Giuseppe Verdi (1813-1901): Requiem I. Introit (Requiem aeternam) & Kyrie II. Sequence (Dies irae) Tuba mirum Liber scriptus Quid sum miser Rex tremendae Recordare Ingemisco Confutatis Lacrymosa III. Offertory (Domine Jesu) IV. Sanctus V. Agnus Dei VI. Communion (Lux aeterna) VII. Responsory (Libera me, Domine)
The death of Rossini in Paris on November 13, 1868 prompted Verdi to propose a novel idea. Italy's leading composers would contribute one movement each to a composite Requiem Mass in Rossini's memory. Verdi finished his part of the scheme, the “Libera Me,” and the other parts were assigned to musicians named Buzzolla, Bazzini, Pedrotti, Cagnoni, Ricci, Nini, Coccia, Gaspari, Platania, Petrella, and Mabellini. Somehow, the scheduled performance never took place.
When a conductor suggested that Verdi finish the Requiem on his own, he replied: “I have no love for useless things--Requiem Masses exist in plenty, plenty, plenty! It is useless to add one more to their number.” But Verdi changed his mind on hearing of the death of his idol, the novelist Alessandro Manzoni, on May 22, 1873. “I have not heart enough to be present at his funeral,” he wrote to his publisher. “I shall come soon to see his grave, alone and without being seen, and perhaps...propose something to honor his memory.”

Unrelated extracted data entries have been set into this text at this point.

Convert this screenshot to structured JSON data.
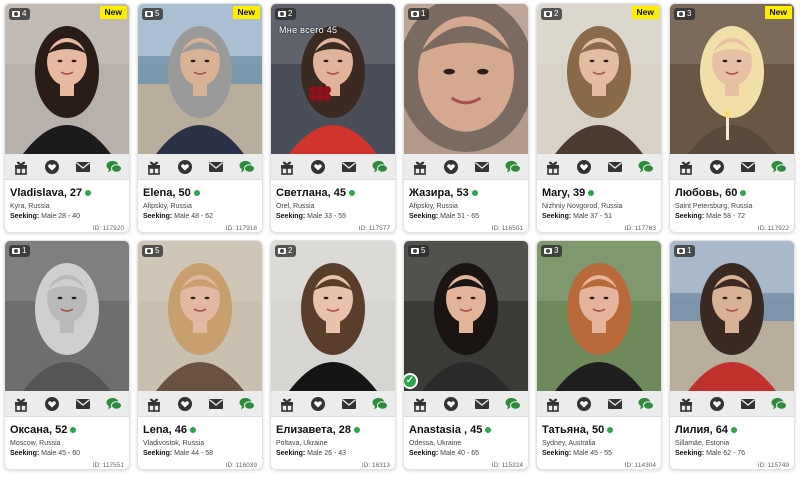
{
  "icons": {
    "gift": "gift-icon",
    "like": "heart-icon",
    "mail": "envelope-icon",
    "chat": "chat-bubble-icon",
    "camera": "camera-icon"
  },
  "colors": {
    "online": "#2ea44f",
    "chat_icon": "#2e8b3c",
    "action_icon": "#333333",
    "new_badge": "#ffee00"
  },
  "seeking_label": "Seeking:",
  "new_label": "New",
  "profiles": [
    {
      "photo_count": "4",
      "new": true,
      "caption": "",
      "verified": false,
      "name": "Vladislava, 27",
      "location": "Kyra, Russia",
      "seeking": "Male 28 - 40",
      "id": "ID: 117920",
      "scene": {
        "bg": "#b8b0aa",
        "hair": "#2a1c16",
        "skin": "#e6b9a0",
        "top": "#1b1b1b"
      }
    },
    {
      "photo_count": "5",
      "new": true,
      "caption": "",
      "verified": false,
      "name": "Elena, 50",
      "location": "Afipskiy, Russia",
      "seeking": "Male 48 - 62",
      "id": "ID: 117918",
      "scene": {
        "bg": "#9fb8cc",
        "hair": "#9a9a9a",
        "skin": "#d9b195",
        "top": "#2a3146"
      }
    },
    {
      "photo_count": "2",
      "new": false,
      "caption": "Мне всего 45",
      "verified": false,
      "name": "Светлана, 45",
      "location": "Orel, Russia",
      "seeking": "Male 33 - 55",
      "id": "ID: 117577",
      "scene": {
        "bg": "#4a4e58",
        "hair": "#3b2a22",
        "skin": "#e0b49a",
        "top": "#d0342c"
      }
    },
    {
      "photo_count": "1",
      "new": false,
      "caption": "",
      "verified": false,
      "name": "Жазира, 53",
      "location": "Afipskiy, Russia",
      "seeking": "Male 51 - 65",
      "id": "ID: 116501",
      "scene": {
        "bg": "#b49a8a",
        "hair": "#7a6a60",
        "skin": "#d5a98f",
        "top": "#8e7a6e"
      }
    },
    {
      "photo_count": "2",
      "new": true,
      "caption": "",
      "verified": false,
      "name": "Mary, 39",
      "location": "Nizhniy Novgorod, Russia",
      "seeking": "Male 37 - 51",
      "id": "ID: 117763",
      "scene": {
        "bg": "#d8d2c6",
        "hair": "#8a6a48",
        "skin": "#e4bca2",
        "top": "#4a3a30"
      }
    },
    {
      "photo_count": "3",
      "new": true,
      "caption": "",
      "verified": false,
      "name": "Любовь, 60",
      "location": "Saint Petersburg, Russia",
      "seeking": "Male 58 - 72",
      "id": "ID: 117922",
      "scene": {
        "bg": "#6a5644",
        "hair": "#f0dfa8",
        "skin": "#e8c0a6",
        "top": "#5a4a3c"
      }
    },
    {
      "photo_count": "1",
      "new": false,
      "caption": "",
      "verified": false,
      "name": "Оксана, 52",
      "location": "Moscow, Russia",
      "seeking": "Male 45 - 60",
      "id": "ID: 117551",
      "scene": {
        "bg": "#6e6e6e",
        "hair": "#cfcfcf",
        "skin": "#b9b9b9",
        "top": "#555555"
      }
    },
    {
      "photo_count": "5",
      "new": false,
      "caption": "",
      "verified": false,
      "name": "Lena, 46",
      "location": "Vladivostok, Russia",
      "seeking": "Male 44 - 58",
      "id": "ID: 116039",
      "scene": {
        "bg": "#c9bfae",
        "hair": "#c8a070",
        "skin": "#e2b9a0",
        "top": "#6a5240"
      }
    },
    {
      "photo_count": "2",
      "new": false,
      "caption": "",
      "verified": false,
      "name": "Елизавета, 28",
      "location": "Poltava, Ukraine",
      "seeking": "Male 26 - 43",
      "id": "ID: 16313",
      "scene": {
        "bg": "#d7d5d2",
        "hair": "#5a3e2c",
        "skin": "#e8c2aa",
        "top": "#141414"
      }
    },
    {
      "photo_count": "5",
      "new": false,
      "caption": "",
      "verified": true,
      "name": "Anastasia , 45",
      "location": "Odessa, Ukraine",
      "seeking": "Male 40 - 65",
      "id": "ID: 115224",
      "scene": {
        "bg": "#3a3a36",
        "hair": "#1a1412",
        "skin": "#e2b49a",
        "top": "#2a2a2a"
      }
    },
    {
      "photo_count": "3",
      "new": false,
      "caption": "",
      "verified": false,
      "name": "Татьяна, 50",
      "location": "Sydney, Australia",
      "seeking": "Male 45 - 55",
      "id": "ID: 114304",
      "scene": {
        "bg": "#6e8a5a",
        "hair": "#b86a3a",
        "skin": "#e4b49c",
        "top": "#1e1e1e"
      }
    },
    {
      "photo_count": "1",
      "new": false,
      "caption": "",
      "verified": false,
      "name": "Лилия, 64",
      "location": "Sillamäe, Estonia",
      "seeking": "Male 62 - 76",
      "id": "ID: 115749",
      "scene": {
        "bg": "#9eb0c4",
        "hair": "#3a2a22",
        "skin": "#d9b195",
        "top": "#c0302c"
      }
    }
  ]
}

What Verdi had in mind was adding the other movements to a revision of his original “Libera Me” of five years before. He wrote to the Mayor of Milan: “It is a heart-felt impulse, or rather necessity, that prompts me to do honor as best I can to that Great One whom I so much admired as a writer and venerated as a man.” By April 16, 1874, he reported: “That devil of a Mass is finally finished.”

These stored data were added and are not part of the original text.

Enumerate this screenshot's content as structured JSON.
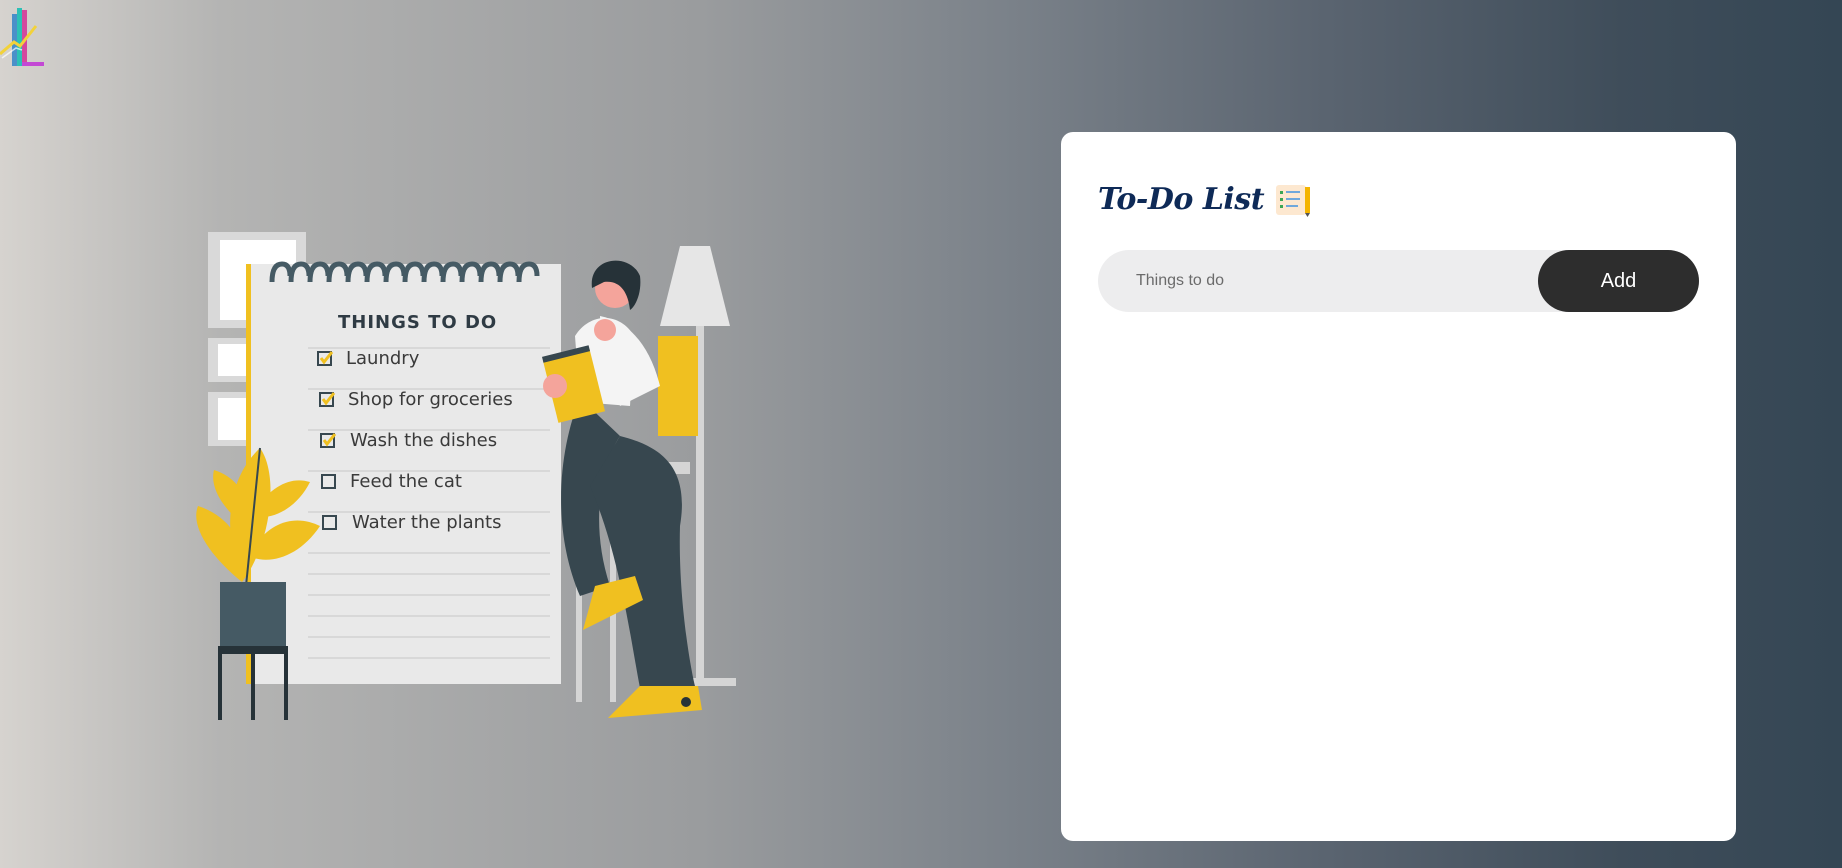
{
  "app": {
    "title": "To-Do List",
    "title_icon": "checklist-with-pencil-icon",
    "logo_icon": "IL-logo-icon"
  },
  "todo": {
    "input_placeholder": "Things to do",
    "input_value": "",
    "add_label": "Add",
    "tasks": []
  },
  "illustration": {
    "notebook_heading": "THINGS TO DO",
    "items": [
      {
        "label": "Laundry",
        "checked": true
      },
      {
        "label": "Shop for groceries",
        "checked": true
      },
      {
        "label": "Wash the dishes",
        "checked": true
      },
      {
        "label": "Feed the cat",
        "checked": false
      },
      {
        "label": "Water the plants",
        "checked": false
      }
    ]
  },
  "colors": {
    "title": "#0e2a57",
    "add_button": "#2d2d2d",
    "input_bg": "#ededee",
    "accent_yellow": "#f0c020",
    "dark_slate": "#37474f"
  }
}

The first performance of Verdi's Requiem took place in St. Mark's Church in Milan on the first anniversary of Manzoni's death, May 22, 1874. One critic praised all the sections of the work, especially the “Dies Irae,” “a poem full of things terrifying and at the same time moving and pathetic.” Three days later, Verdi conducted the work at La Scala. According to one account, “the applause changed to roars which, though stifled, even broke out during the actual performance, so irresistible was the inspiration of the music.” Afterwards, Verdi was given a silver crown.
Not everyone shared the enthusiasm of La Scala's patrons. Cosima Wagner noted in her diary: “In the evening Verdi's Requiem; it is decidedly best to pass over that thing in silence.” Hans von Bülow dismissed the music as Verdi's “latest opera in ecclesiastical garb.” Johannes Brahms had a different view: “Bülow blundered; this is the work of genius.” Indeed, Bülow later apologised to Verdi. Verdi's wife Giuseppina wrote: “Posterity will place it, with wings outspread, in domination of all the music of mourning ever conceived by the human brain.”
Traditionally the Roman Catholic Requiem Mass is said on All Soul's Day (November 2), or at a funeral or anniversary of someone's death. A tradition of setting certain sections of the Mass arose in the Requiems of Mozart, Cherubini, Berlioz and others. After the “Requiem” and “Kyrie” comes the central section, “Dies Irae” (Day of Wrath), a medieval poem by St. Francis of Assisi's friend, Thomas of Celano. In Verdi's setting, writes George Martin, “Verdi knocks the world apart with the violence of his music. Four cracks of doom from the orchestra, and the voices begin the dizzy slide into blackness. No one can possibly not pay attention.” To the usual Requiem movements--”Offertory,” “Sanctus,” “Agnus Dei” and “Lux Aeterna”--Verdi added the “Libera Me.”
In his biography of Verdi, Francis Toye writes: “Verdi here produced a work that may leave something to be desired as a expression in music of ecclesiasticism or even of spirituality, but that, as an interpretation of the hopes and fears of mortal men, could scarcely be more poignant and certainly not more sincere.”